Extracellular Vesicles as an Index for Endothelial Injury and Cardiac Dysfunction in a Rodent Model of GDM

Abstract

Gestational diabetes mellitus (GDM) increases risk of adverse pregnancy outcomes and maternal cardiovascular complications. It is widely believed that maternal endothelial dysfunction is a critical determinant of these risks, however, connections to maternal cardiac dysfunction and mechanisms of pathogenesis are unclear. Circulating extracellular vesicles (EVs) are emerging biomarkers that may provide insights into the pathogenesis of GDM. We examined the impact of GDM on maternal cardiac and vascular health in a rat model of diet-induced obesity-associated GDM. We observed a >3-fold increase in circulating levels of endothelial EVs (p < 0.01) and von Willebrand factor (p < 0.001) in GDM rats. A significant increase in mitochondrial DNA (mtDNA) within circulating extracellular vesicles was also observed suggesting possible mitochondrial dysfunction in the vasculature. This was supported by nicotinamide adenine dinucleotide deficiency in aortas of GDM mice.
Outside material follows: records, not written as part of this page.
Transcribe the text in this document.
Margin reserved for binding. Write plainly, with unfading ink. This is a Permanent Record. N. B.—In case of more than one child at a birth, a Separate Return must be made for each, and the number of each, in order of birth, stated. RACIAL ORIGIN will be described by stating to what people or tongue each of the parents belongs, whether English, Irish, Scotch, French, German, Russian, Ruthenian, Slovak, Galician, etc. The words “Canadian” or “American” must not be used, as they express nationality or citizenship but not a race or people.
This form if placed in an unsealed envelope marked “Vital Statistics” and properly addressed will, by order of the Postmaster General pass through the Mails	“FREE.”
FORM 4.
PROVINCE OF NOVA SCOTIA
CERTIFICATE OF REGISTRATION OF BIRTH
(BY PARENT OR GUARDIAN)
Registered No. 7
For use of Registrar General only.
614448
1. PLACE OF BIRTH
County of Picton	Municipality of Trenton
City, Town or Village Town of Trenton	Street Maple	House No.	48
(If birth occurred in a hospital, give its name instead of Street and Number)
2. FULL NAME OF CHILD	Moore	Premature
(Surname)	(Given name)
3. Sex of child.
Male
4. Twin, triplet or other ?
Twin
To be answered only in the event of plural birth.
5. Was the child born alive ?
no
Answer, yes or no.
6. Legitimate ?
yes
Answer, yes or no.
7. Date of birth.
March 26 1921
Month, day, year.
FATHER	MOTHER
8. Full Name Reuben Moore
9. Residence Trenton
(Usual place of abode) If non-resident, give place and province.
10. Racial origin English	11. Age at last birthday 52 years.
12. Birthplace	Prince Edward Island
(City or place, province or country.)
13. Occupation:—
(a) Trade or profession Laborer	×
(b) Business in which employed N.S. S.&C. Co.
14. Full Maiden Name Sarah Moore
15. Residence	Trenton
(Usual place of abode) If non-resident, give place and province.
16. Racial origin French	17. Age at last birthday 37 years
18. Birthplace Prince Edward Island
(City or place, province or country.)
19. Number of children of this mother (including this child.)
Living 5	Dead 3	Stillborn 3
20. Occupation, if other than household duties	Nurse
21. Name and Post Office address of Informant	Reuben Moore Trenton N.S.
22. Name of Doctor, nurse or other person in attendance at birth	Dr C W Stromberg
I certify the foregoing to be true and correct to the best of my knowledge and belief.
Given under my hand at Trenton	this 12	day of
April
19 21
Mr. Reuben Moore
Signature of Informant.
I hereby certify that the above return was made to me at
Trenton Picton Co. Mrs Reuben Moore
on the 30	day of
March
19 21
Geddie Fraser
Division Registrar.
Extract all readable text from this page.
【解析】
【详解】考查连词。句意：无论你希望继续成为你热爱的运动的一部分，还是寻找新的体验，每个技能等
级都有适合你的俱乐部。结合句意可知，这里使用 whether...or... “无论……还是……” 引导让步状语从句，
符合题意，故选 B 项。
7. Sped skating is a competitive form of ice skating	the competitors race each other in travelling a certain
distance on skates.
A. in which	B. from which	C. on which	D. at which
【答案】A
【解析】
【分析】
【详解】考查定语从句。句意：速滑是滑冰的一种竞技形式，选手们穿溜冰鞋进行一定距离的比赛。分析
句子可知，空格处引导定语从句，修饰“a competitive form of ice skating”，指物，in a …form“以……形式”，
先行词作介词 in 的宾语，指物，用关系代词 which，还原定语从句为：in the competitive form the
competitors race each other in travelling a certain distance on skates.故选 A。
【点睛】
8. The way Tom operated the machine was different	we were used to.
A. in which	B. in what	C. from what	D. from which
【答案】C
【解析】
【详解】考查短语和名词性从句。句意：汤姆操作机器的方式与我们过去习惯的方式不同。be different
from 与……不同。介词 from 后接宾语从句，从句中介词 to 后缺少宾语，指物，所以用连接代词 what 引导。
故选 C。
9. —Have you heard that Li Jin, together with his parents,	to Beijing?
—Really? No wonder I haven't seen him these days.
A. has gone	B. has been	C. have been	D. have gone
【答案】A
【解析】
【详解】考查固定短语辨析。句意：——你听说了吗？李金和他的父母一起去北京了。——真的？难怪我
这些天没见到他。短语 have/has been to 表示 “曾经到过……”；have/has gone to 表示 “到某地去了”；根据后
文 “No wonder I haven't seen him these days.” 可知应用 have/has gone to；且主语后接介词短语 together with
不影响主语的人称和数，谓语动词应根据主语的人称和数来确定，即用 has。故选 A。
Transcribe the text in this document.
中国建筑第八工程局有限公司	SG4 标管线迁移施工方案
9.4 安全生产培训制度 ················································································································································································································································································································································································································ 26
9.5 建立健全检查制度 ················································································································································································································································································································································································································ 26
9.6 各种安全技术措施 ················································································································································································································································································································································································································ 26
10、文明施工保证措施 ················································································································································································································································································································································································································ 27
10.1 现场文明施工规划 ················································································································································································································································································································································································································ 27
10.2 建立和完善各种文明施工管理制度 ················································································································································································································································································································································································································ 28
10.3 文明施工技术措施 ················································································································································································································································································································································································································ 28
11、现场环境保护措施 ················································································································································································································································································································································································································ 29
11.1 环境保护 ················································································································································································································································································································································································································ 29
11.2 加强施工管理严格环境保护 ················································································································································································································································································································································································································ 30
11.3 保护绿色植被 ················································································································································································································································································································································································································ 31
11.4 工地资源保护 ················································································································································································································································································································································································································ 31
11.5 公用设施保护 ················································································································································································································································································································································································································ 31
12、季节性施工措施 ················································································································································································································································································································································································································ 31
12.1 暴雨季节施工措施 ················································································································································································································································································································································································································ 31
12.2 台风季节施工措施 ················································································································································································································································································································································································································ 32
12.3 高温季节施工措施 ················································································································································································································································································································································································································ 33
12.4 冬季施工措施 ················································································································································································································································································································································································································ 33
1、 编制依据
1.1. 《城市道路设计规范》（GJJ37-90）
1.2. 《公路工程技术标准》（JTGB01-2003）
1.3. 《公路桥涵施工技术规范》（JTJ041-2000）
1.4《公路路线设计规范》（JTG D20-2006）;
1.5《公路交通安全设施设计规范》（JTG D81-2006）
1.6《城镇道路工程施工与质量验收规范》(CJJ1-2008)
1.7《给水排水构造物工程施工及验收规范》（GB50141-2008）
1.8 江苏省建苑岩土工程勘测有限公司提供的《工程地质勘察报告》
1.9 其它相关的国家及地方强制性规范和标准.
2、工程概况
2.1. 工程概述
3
GDM was also associated with cardiac remodeling (increased LV mass) and a marked impairment in maternal diastolic function (increased isovolumetric relaxation time [IVRT], p < 0.01). Finally, we observed a strong positive correlation between endothelial EV levels and IVRT (r = 0.57, p < 0.05). In summary, we observed maternal vascular and cardiac dysfunction in rodent GDM accompanied by increased circulating endothelial EVs and EV-associated mitochondrial DNA. Our study highlights a novel method for assessment of vascular injury in GDM and highlights vascular mitochondrial injury as a possible therapeutic target.